Because of this decision is made on emotions- The main enemy and the assistant trader. How to learn to adjust their emotions, to minimize their impact when they are prevented? The answer – to improve the discipline of the trader. Only the disciplined trader will be able to operate in the market as much time as necessary to achieve the goal. Only discipline will not allow the trader to break down under the influence of the market and leave the market ahead of time.
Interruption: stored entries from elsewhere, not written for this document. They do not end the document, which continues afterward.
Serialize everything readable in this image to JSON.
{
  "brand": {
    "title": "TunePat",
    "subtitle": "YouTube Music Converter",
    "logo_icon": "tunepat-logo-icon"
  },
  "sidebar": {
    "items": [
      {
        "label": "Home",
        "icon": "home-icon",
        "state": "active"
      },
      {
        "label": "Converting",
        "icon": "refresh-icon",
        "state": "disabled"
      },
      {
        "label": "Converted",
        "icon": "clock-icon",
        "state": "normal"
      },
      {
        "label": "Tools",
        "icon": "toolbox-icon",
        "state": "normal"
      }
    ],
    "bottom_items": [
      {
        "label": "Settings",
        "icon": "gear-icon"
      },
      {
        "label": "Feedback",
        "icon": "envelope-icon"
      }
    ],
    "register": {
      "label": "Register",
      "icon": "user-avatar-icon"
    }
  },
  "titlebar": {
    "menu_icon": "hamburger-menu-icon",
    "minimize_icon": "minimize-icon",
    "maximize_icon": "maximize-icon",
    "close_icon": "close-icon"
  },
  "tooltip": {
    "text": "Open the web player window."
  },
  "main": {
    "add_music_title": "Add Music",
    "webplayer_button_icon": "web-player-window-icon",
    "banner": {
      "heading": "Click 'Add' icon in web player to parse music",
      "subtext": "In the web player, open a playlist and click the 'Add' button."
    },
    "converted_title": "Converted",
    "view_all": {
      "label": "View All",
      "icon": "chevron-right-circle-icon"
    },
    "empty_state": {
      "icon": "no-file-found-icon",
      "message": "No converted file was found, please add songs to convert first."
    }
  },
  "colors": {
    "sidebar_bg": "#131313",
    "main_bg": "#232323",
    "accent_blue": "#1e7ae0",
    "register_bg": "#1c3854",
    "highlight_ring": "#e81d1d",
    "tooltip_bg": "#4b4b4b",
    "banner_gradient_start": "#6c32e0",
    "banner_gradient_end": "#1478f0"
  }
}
There are plenty of ways of working to strengthen the discipline of the trader – is measured and schedule, and the timing of frames to work on the basis of their psychological features … But the most effective is still the use of trade system.

Follow the signals of the trading system is also quite easy. To do this, well aware that the situation for opportune moment to enter the market will always be repeated until the “live” market. But many traders are succumbing to the temptation “Time to jump into a departing train, part of the market is either too early or too late, that inevitably leads to losses, and psychological distress. Working with financial instruments is not easy, primarily because of the strong the negative impact of failures on the psychological state of a trader at heart distress at the loss of money failed transaction and subject to continuous psychological pressure.

You’d be surprised, but on the psychological state can affect negatively and win, the trader, successfully entering the market closes the position at a profit. In this case, the risk may be related to the revaluation of their trade skills and decrease in attention. Describing the result of winning, we consciously draw the reader’s attention is the perception of earnings as a result of the last transaction with a profit is often perceived as a trader of the amount earned, although the earnings We can only speak as a result of several transactions, say, a month or longer period. Then the results all positive transactions are averaged, and we’re talking about the average of positive transaction and the total profit. The results of all negative transactions also averaged – obtain the average loss-making, and in addition to it – the rate of total loss. Gross income minus the total loss of earnings over a certain period of time, and we equate to earnings. If the trader will operate primarily concepts related to overall performance, rather than appeal to the momentary gain, such an approach would reduce the psychological pressure as a result of each the deal, “averaging” the impact on a large time period, month or quarter.